Genel kurul toplantısında oda üyelerine seslenen EMO Mersin Şube Başkanı Seyfettin Atar, geçtiğimiz yönetim döneminde Türkiye’de yaşanan tüm olumsuzluklara ve ekonomik sorunlarına rağmen kamu yararına adına düşündükleri proje ve eğitim çalışmalarını gerçekleştirdiğini söyledi. Bilimsel etkinliklerin ve eğitimlerin eksiksiz olarak gerçekleştirdikleri için mutlu olduklarını kaydeden Atar, “Teknolojik gelişimleri takip edebilmek, mesleğimizin ulaştığı çağa uyum gösterebilmek için eğitimlerden olabildiğince faydalandık. Yeni dönemde de eğitimlere gereken önemi vereceğimizden hiç şüpheniz olmasın. EMO üyeleri arasında Odamız tarafından yaptırılan anket çalışması, işsizlik ve istihdam açısından ülkemizin içinde bulunduğu ekonomik ve bilimsel gelişim sorunlarının mesleki alanlarımıza nasıl yansıdığını da ortaya koydu.
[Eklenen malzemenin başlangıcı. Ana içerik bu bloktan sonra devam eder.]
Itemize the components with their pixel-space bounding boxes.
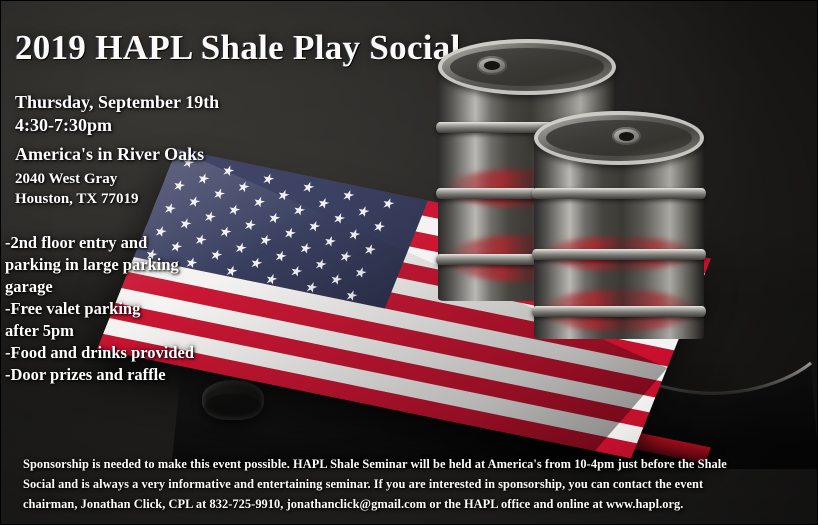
detail-line: -2nd floor entry and	[5, 232, 194, 254]
venue-city: Houston, TX 77019	[15, 190, 204, 210]
detail-line: -Free valet parking	[5, 298, 194, 320]
page-title: 2019 HAPL Shale Play Social	[15, 28, 461, 68]
oil-barrel-right	[534, 111, 704, 339]
detail-line: garage	[5, 276, 194, 298]
barrel-lid-right	[534, 111, 704, 165]
detail-line: -Food and drinks provided	[5, 342, 194, 364]
event-time: 4:30-7:30pm	[15, 114, 219, 137]
event-venue-block: America's in River Oaks 2040 West Gray H…	[15, 143, 204, 210]
footer-line-3: chairman, Jonathan Click, CPL at 832-725…	[23, 494, 797, 514]
venue-name: America's in River Oaks	[15, 143, 204, 166]
detail-line: after 5pm	[5, 320, 194, 342]
barrel-lid-left	[438, 39, 616, 95]
bung-hole-left	[477, 56, 507, 75]
event-date: Thursday, September 19th	[15, 91, 219, 114]
event-datetime: Thursday, September 19th 4:30-7:30pm	[15, 91, 219, 137]
detail-line: parking in large parking	[5, 254, 194, 276]
footer-line-2: Social and is always a very informative …	[23, 474, 797, 494]
venue-street: 2040 West Gray	[15, 170, 204, 190]
footer-line-1: Sponsorship is needed to make this event…	[23, 454, 797, 474]
poster-canvas: 2019 HAPL Shale Play Social Thursday, Se…	[0, 0, 818, 525]
event-details-list: -2nd floor entry and parking in large pa…	[5, 232, 194, 386]
detail-line: -Door prizes and raffle	[5, 364, 194, 386]
sponsorship-footer: Sponsorship is needed to make this event…	[1, 454, 817, 514]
Çok yüksek puanlarla girdikleri üniversitelerden mezun olup işsizlik havuzuna düşen genç meslektaşlarımızın yoğunluğu dikkat çekicidir. Yine bu araştırma göstermiştir ki emeklilik yaşının yükselmesi ve ülkemiz ekonomik şartları nedeniyle çalışma zorunluluğu içerisinde bulunan mühendis kitlesi de işsizlik sorunuyla karşı karşıya bulunmaktadır. Toplamda EMO üyeleri arasında işsizlik oranı maalesef yüzde 18’leri aşmış görünmektedir” dedi.
“18 BİN 642 KİŞİLİK İSTİHDAM YOK EDİLDİ”
Meslektaşları arasında işsizlik sorununu büyüten nedenler arasında, kamu kaynakları üzerindeki özelleştirme politikalarının önemli bir yer tuttuğunu kaydeden Atar, “Türk Telekom’un özelleştirmesi bunun en büyük örneğidir. Kamunun vergileriyle kurulmuş ve geliştirilmiş olan Türk Telekom’un özelleştirilmesiyle 2005 yılından Eylül 2017 yılına kadar 18 bin 642 kişilik istihdam yok edilmiştir. Üstelik bu hesaba Türk Telekom’un özelleştirilmesi sürecinde “istihdam fazlası” olarak adlandırılıp kamuda kalan ve uzmanlık alanları dışında çeşitli kurumlarda çalışmak zorunda bırakılan personelin maddi ve manevi maliyeti de dâhil değildir” diye konuştu.
KİRLİ SANAYİ YATIRIMLARININ TAKİPÇİSİ OLDUK
Sözlerinin devamında kent genelinde yatırımları arttırılan kirli sanayi yatırımlarına değinen Atar “Ülkemizin enerjideki dışa bağımlılığını azaltma iddiasıyla Akkuyu’ya yapılacak olan Nükleer Enerji Santrali bu dönemde de yönetimimizin çalışma alanına girmiştir. Henüz Çevre Etki Değerlendirmesinin bile hukuksal süreci devam ederken, değişik özel formüller bulunarak devam eden inşaat çalışmalarını hayretle izliyoruz. Tespitlerimizi bileşeni olduğumuz Mersin Nükleer Karşıtı Platform içerisinde kamuoyuyla paylaşmaya devam ediyoruz. Bölgemizde dönem içerisinde hem toplumsal yaşamı hem de doğal dengeyi olumsuz şekilde etkileyen ve kıyı şeridimizde kurulması planlanan Balık Çiftlikleri, Termik ve Hidroelektrik Santraller, Çimento Fabrikaları ve benzeri projelerle ilgili itirazlarımızı kamuoyuyla paylaşarak takipçisi olduğumuzu ifade ettik. Diğer taraftan bulunduğumuz coğrafyada güneşten fazlasıyla istifade eden bölgemizde Güneş Enerji Sistemlerinin kurulması hususunda öneri ve desteklerimizi her platformda dile getirdik” şeklinde konuştu.
“KARANLIĞA KARŞI MÜCADELE SÜRECEK”
TMMOB’un bağlı odalarla birlikte kamu yararını temel alarak bilimsel özgürlüğü rehber edinen bir anlayış içerisinde yürüyüşüne ve mücadelesine devam edeceğini belirten Atar, şu cümlelerle sözlerine son verdi: “TMMOB ve bağlı odalar, hiç eğilip bükülmeden, karanlığa karşı aydınlığı, sömürüye karşı emeği, eşitsizliğe karşı adaleti, ırkçılığa karşı kardeşçe bir arada yaşamayı, savaşa karşı barışı, baskı ve zora karşı özgürlük ve demokrasiyi savunmaya devam edecektir.”